Generalists=combination inspectors. I would agree that no one inspector can be expected to do an above average job of inspecting every element of a project. Those jurisdictions that have trade specific inspectors do a much better job of assuring minimum code compliance in all phases of a project.


----------



## JBI (Dec 10, 2009)

Re: Interesting class today

Theoretically....


----------



## texas transplant (Dec 14, 2009)

Re: Interesting class today

Min&Max,

I agree with you as far as in a perfect world, inspections by a tradesman schooled specifically in the trade he is inspecting would be good.  I have been party to both inspection by the by trade inspector and combination inspector method.

If you have a competent, level headed, skilled, tradesman, you should get a better overall product.

However, in budget cutting time, you have to do more with less (or at least the same amount with less)   A combination inspector means fewer trips to the job, fewer miles driven, one man on the job not 4.  Budgets can be leaner with combo inspectors.

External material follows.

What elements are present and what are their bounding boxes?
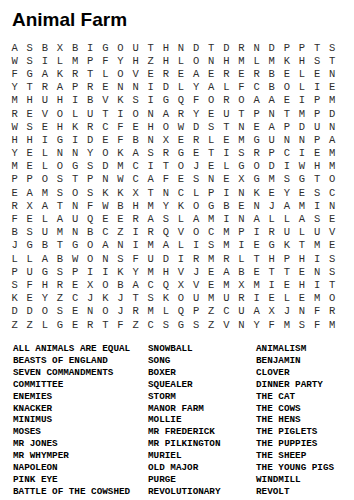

Now  personally, I have had great luck with combo inspectors.  I can always train someone to do a good job as an inspector, I can't always find the right personality to make a good inspector and I sure can't change the way someone thinks and acts.

So, I will take the combo inspector almost anytime.


----------



## Architect1281 (Jan 13, 2010)

Re: Interesting class today

Design Professional General Laws enforced in RI require Architect on ALL Except One and Two Family Dwelling

so when you go to 3 even if still in the One and two family code as in townhouse a professional design is Required


----------